You may know that for 4 years I had knee pain that almost drove me to drink. Almost but not quite.
Eventually it got better so one Sunday morning after teaching my regular class at the gym, I decided to stay and do the Zumba class.
I was excited. I love dancing and Zumba had been tempting me with its fun and sexy moves for a long time.
So I’m in the class, doing the warm up, having a good time, smiling, feeling groovy, sometimes struggling to follow the steps but having fun. And gradually my knee starts hurting. Uh ohhhh I’ve fucked it again.
Why was this happening?!
I'd been doing parkour without pain so why was it suddenly hurting now?
My knee had got better after completing the Demartini Method (the mental process designed to help you overcome resentments and frustrations from your symptoms - the same process I now use to help other people) and I felt gratitude for the pain. When it stopped hurting I got straight back into parkour and doing all the movements I hadn't done for ages.
In the zumba class, however, I was putting my knee through movements it hadn't done for years so was not conditioned to do. Because of this it could be considered normal that it might freak out and be like ‘what are we doing?! We’re not used to this, at this intensity and for this long'. That was a failure in my rehab - when the pain went away I didn't feel the need to do any further rehab.
But there was one other factor at play...
Several of my yoga students were in the class and I felt a need to show them that I could keep up and move well. When I struggled to keep up with some of the steps I felt a bit inept, especially when most other people were following along perfectly.
I was putting pressure on myself to be amazing at Zumba because of my pride in my movement abilities and my background in dance. I was expecting myself to execute every move fully, with panache despite having never done Zumba before.
Because of my pride, I felt shame at not being instantly brilliant at Zumba and my knee was creating an excuse to legitimise me being a bit rubbish. The pain was a message from my subconscious telling me to calm my ego. I realised that everyone in the class felt a bit silly but nobody cared because we were all there to get fit and have a damn good time in the process. My students had zero expectations of me to be amazing at Zumba; they'd seen me do yoga but never Zumba.
When I recognised this, and chose to take the pressure off myself, let myself be crap and just enjoy the class, the pain went away. By the end of the class my knee was completely fine.
So there we go.
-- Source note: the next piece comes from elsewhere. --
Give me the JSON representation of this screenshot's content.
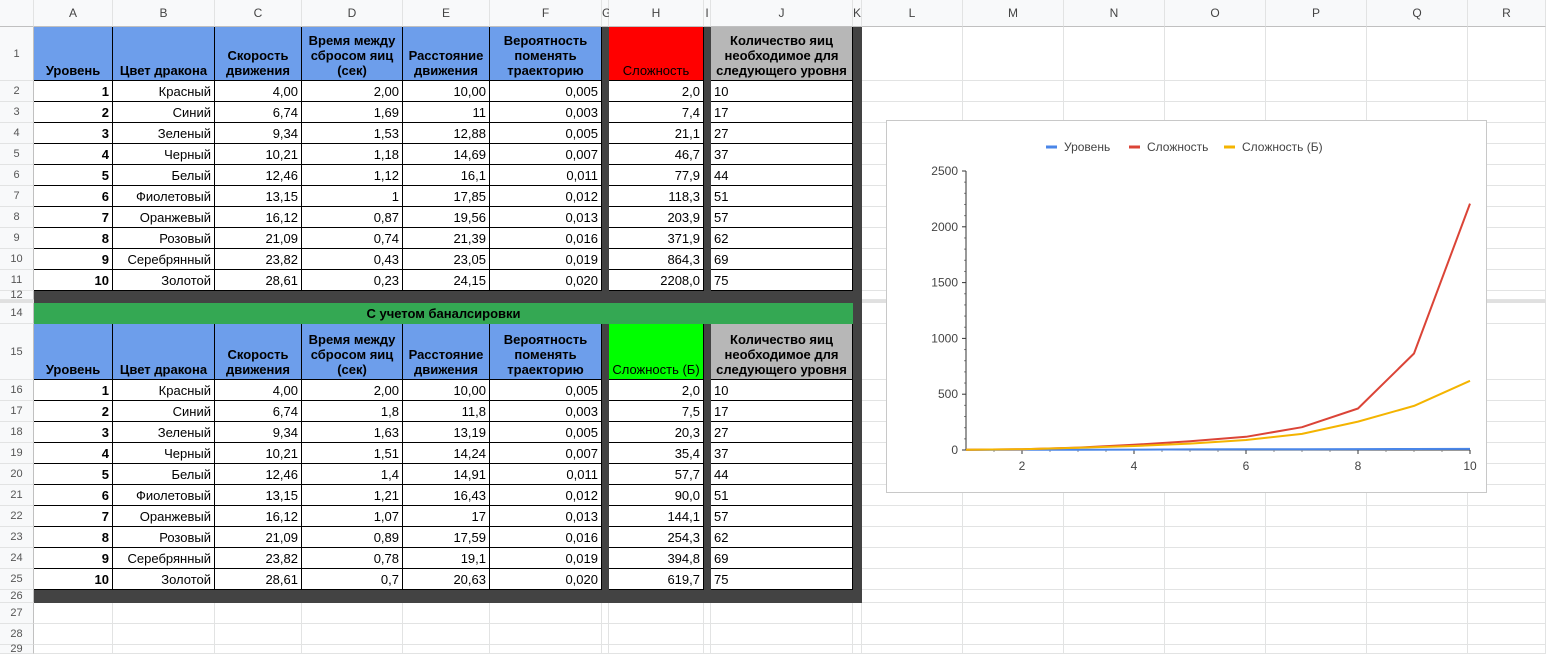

If you experience pain when you resume exercise post-injury, it's important not to panic and think you've damaged it. It's surprisingly rare that this actually happens. A more likely explanation is that the previously injured tissue will be more sensitive to new or unfamiliar movements - the brain is on high alert to protect the area by (incorrectly) perceiving a movement as unsafe, and then trigger a pain response in order to protect the tissue from potential damage. The pain therefore, is not an indicator of damage but sensitivity and potential threat. That's the neurophysiological explanation.
It may be useful to ask yourself if there are any other reasons, such as fatigue, fresh injury, or psychological reasons your body is giving you this feedback because there can be unexpected lessons there that your body is trying to teach you.